William Weaver Bennett (February 4, 1841 – June 13, 1912) chaired the three-man township committee at the formation of Teaneck, New Jersey, making him the first Mayor of Teaneck, New Jersey.

==Biography==
Bennett was born in Derbyshire, England, on February 4, 1841. When six months old, his parents came to America to live in Binghamton, New York, where the father died around 1853.

At the age of 17, he met John Stewart Wells, of Binghamton, New York, and he became an apprentice carpenter. He stayed with him three years.

After working for a time at his trade at home, he enlisted as a mechanic, in the American Civil War, in 1862, and stayed with the army in one capacity or another, with the construction and repair work on railways, going to Alexandria, Virginia, then to Norfolk and Suffolk, Virginia.

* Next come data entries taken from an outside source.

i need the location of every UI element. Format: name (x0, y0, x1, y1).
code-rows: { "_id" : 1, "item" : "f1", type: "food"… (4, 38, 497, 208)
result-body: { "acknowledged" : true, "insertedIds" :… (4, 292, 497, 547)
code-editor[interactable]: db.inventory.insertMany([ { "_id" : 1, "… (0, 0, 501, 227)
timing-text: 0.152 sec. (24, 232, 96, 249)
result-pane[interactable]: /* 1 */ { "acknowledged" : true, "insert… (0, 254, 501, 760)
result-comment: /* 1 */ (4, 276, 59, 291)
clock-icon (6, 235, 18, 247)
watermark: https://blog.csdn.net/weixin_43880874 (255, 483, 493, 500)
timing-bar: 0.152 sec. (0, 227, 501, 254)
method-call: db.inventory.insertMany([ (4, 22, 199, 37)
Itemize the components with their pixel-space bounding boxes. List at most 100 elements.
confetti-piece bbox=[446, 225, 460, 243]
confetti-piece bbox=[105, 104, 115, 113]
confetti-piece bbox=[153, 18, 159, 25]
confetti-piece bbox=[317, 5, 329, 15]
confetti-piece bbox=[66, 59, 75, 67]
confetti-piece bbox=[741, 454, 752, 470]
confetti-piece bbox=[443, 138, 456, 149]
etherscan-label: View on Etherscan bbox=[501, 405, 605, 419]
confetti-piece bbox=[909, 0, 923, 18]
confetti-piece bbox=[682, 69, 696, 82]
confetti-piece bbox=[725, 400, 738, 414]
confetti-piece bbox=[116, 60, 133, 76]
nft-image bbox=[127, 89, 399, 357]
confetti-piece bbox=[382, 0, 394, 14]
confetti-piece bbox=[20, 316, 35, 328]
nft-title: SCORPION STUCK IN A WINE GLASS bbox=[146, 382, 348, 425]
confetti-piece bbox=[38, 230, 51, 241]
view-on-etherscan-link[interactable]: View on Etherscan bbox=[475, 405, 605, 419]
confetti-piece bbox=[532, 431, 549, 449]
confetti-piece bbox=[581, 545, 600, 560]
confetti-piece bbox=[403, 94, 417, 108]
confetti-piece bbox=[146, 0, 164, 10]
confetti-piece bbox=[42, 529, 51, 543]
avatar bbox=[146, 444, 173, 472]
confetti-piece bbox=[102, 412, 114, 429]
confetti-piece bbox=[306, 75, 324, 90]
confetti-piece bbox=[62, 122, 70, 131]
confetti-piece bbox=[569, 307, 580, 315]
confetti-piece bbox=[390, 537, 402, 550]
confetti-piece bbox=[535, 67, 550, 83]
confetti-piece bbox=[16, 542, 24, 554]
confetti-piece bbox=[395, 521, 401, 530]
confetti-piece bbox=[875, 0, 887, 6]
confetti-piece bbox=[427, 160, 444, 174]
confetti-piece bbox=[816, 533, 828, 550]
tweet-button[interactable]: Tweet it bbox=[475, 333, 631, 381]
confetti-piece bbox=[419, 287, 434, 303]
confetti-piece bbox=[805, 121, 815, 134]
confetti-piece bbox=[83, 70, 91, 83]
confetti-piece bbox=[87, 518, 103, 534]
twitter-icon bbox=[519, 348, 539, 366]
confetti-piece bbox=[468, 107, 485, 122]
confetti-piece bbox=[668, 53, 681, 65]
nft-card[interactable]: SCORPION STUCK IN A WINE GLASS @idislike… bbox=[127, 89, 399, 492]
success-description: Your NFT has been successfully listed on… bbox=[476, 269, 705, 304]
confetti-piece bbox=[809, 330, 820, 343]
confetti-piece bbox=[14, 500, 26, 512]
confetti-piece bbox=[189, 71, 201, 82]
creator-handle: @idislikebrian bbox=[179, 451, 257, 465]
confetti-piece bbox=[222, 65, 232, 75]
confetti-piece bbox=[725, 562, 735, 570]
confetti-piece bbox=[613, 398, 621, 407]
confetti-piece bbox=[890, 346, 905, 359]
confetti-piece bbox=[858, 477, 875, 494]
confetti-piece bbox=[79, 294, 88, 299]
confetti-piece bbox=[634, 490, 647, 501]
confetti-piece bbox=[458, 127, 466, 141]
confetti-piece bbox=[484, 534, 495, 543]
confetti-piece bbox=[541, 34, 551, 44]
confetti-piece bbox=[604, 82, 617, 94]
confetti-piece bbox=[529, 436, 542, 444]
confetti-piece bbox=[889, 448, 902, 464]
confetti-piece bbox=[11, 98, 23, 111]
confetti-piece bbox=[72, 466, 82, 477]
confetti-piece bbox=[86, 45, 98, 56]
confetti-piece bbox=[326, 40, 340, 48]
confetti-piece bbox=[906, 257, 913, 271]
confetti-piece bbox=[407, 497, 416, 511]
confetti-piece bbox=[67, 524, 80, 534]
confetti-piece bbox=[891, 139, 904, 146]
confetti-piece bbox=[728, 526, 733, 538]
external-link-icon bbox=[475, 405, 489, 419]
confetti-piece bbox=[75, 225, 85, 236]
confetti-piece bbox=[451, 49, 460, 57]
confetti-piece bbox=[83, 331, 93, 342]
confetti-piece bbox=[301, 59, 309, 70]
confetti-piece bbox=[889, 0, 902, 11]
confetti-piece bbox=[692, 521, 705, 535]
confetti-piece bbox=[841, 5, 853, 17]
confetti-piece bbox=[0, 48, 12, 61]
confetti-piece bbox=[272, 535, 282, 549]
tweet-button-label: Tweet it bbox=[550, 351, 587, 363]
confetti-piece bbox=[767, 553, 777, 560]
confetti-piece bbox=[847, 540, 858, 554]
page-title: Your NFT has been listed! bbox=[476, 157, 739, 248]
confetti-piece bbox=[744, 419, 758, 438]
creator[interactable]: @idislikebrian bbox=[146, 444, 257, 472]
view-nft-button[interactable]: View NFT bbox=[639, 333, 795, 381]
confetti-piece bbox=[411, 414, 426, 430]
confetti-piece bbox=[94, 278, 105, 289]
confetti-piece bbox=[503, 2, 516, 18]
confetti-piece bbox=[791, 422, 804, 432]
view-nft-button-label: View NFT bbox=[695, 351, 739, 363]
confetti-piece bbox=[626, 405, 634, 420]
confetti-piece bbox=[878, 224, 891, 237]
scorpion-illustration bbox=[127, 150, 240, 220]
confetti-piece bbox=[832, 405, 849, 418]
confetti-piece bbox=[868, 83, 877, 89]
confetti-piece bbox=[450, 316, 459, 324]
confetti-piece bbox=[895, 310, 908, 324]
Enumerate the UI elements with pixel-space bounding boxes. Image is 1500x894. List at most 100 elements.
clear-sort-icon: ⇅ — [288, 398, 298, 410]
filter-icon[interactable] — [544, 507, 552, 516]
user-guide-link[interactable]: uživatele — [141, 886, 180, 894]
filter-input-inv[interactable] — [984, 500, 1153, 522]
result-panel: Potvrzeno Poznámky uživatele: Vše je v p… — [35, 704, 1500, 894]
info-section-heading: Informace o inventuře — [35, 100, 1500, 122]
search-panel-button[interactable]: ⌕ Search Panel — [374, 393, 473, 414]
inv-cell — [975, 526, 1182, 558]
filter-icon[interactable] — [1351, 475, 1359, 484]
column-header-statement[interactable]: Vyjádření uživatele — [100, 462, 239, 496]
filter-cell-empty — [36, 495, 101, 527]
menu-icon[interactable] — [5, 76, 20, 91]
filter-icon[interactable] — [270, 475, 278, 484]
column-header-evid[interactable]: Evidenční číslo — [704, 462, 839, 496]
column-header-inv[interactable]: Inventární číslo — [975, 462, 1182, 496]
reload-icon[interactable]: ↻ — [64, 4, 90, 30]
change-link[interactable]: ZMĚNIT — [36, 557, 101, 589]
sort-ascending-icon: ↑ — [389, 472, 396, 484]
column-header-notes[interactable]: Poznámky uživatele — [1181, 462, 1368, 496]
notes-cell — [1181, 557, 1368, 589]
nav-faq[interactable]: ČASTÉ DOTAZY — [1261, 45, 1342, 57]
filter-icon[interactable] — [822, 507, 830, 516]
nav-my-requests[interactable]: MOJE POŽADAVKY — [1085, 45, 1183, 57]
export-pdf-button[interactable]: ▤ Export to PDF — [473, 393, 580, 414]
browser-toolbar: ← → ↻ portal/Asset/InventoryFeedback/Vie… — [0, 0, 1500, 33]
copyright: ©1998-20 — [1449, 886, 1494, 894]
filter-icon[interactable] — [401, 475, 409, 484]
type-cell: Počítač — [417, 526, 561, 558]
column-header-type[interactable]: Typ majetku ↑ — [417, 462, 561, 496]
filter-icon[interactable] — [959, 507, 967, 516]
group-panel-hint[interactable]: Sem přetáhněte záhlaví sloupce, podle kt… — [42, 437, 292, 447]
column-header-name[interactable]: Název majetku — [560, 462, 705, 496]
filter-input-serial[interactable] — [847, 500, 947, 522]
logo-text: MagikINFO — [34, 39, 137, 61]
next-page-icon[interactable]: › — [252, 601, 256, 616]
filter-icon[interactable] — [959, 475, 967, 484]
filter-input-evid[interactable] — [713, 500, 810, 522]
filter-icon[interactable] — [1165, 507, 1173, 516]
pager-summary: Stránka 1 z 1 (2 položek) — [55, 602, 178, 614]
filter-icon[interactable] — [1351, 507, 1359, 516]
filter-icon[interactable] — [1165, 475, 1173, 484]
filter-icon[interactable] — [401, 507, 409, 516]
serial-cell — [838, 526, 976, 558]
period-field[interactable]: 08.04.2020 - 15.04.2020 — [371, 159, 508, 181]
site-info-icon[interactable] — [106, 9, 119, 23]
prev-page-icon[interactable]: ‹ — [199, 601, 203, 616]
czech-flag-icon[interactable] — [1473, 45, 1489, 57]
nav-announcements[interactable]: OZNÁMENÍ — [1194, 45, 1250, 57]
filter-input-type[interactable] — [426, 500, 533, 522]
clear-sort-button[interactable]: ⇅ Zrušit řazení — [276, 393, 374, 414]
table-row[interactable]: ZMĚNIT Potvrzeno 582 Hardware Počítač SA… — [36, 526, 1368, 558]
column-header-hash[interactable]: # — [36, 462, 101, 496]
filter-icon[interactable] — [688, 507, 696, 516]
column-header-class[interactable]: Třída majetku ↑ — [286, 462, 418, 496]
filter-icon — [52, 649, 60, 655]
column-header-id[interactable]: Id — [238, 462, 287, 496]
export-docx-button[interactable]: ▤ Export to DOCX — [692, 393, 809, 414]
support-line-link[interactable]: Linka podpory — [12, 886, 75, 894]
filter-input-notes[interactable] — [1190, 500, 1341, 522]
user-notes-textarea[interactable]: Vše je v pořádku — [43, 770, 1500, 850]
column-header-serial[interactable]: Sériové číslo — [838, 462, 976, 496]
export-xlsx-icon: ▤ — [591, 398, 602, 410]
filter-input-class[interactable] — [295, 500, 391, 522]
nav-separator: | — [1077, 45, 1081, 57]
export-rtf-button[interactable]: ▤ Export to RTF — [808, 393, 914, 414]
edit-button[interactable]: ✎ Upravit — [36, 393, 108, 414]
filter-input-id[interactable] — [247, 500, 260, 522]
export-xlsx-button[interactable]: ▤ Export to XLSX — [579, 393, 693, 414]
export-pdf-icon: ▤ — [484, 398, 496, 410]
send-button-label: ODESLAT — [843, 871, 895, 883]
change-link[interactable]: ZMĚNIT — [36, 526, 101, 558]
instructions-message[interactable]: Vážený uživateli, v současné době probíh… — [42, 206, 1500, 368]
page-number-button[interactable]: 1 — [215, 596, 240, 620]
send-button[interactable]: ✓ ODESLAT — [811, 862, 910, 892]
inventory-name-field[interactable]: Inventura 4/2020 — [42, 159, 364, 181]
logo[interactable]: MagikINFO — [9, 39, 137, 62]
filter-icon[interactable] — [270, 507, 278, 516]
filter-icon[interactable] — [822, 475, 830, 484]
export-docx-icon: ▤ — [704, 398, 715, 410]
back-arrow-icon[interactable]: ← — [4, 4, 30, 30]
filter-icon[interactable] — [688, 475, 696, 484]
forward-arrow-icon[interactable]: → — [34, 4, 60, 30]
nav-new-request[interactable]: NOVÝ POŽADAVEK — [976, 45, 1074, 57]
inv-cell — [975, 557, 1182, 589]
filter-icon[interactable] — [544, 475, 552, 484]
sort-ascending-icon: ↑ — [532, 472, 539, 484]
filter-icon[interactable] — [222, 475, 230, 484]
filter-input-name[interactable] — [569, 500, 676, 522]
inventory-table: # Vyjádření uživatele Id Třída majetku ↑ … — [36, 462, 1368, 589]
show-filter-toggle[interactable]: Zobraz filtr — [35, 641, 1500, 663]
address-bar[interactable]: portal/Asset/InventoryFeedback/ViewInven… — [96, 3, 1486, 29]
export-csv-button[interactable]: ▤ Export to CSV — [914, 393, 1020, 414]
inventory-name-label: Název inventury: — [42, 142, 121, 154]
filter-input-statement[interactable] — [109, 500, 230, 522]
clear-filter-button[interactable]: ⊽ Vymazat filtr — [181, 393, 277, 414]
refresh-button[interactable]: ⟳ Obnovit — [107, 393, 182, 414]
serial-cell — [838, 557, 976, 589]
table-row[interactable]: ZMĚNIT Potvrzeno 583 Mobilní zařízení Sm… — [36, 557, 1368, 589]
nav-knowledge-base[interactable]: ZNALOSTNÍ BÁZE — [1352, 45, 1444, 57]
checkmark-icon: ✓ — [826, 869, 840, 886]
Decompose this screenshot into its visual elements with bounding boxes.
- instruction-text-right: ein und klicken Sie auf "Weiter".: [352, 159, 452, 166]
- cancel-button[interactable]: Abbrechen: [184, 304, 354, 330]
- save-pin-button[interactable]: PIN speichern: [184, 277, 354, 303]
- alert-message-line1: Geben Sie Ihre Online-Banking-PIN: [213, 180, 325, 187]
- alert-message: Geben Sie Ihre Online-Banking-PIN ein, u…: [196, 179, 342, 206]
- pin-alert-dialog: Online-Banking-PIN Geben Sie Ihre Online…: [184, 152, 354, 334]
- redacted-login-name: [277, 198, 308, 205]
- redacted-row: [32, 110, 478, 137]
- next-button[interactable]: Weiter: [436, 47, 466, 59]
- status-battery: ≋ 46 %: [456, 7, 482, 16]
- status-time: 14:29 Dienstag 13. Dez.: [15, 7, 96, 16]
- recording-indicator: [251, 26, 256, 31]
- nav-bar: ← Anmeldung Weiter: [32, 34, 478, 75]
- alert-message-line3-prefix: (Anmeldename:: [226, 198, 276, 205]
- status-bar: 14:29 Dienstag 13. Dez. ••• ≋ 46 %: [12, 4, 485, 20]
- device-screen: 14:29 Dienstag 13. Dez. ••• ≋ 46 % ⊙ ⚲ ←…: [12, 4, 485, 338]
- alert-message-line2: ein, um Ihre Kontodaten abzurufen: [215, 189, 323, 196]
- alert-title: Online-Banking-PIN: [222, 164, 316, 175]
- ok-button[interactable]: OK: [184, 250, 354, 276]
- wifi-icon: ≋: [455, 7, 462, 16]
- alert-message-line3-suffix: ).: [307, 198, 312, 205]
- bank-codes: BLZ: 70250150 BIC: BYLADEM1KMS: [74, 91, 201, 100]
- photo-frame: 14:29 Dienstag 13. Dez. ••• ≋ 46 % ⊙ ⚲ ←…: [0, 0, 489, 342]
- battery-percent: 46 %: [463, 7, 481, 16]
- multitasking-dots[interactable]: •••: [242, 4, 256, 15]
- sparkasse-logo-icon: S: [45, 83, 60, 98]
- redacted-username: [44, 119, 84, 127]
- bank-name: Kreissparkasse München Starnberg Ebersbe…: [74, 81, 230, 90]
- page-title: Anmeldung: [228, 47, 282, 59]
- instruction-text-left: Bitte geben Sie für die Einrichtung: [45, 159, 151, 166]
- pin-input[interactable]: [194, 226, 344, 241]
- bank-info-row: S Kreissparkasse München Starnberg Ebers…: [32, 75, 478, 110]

In 1863, he was assigned to the quarter-master's department and then was employed in the construction of barracks and prison houses, and in the manufacture of army furniture. After the Siege of Petersburg and the capture of Richmond, Virginia, he applied for his discharge papers.

He moved to Teaneck and built a series of row houses and then became the property manager for William Walter Phelps. He was the first Mayor of Teaneck, New Jersey, from 1895 to 1909.

Bennett died on June 13, 1912, in Teaneck, New Jersey, at the age of 71. He was buried at Brookside Cemetery, Englewood.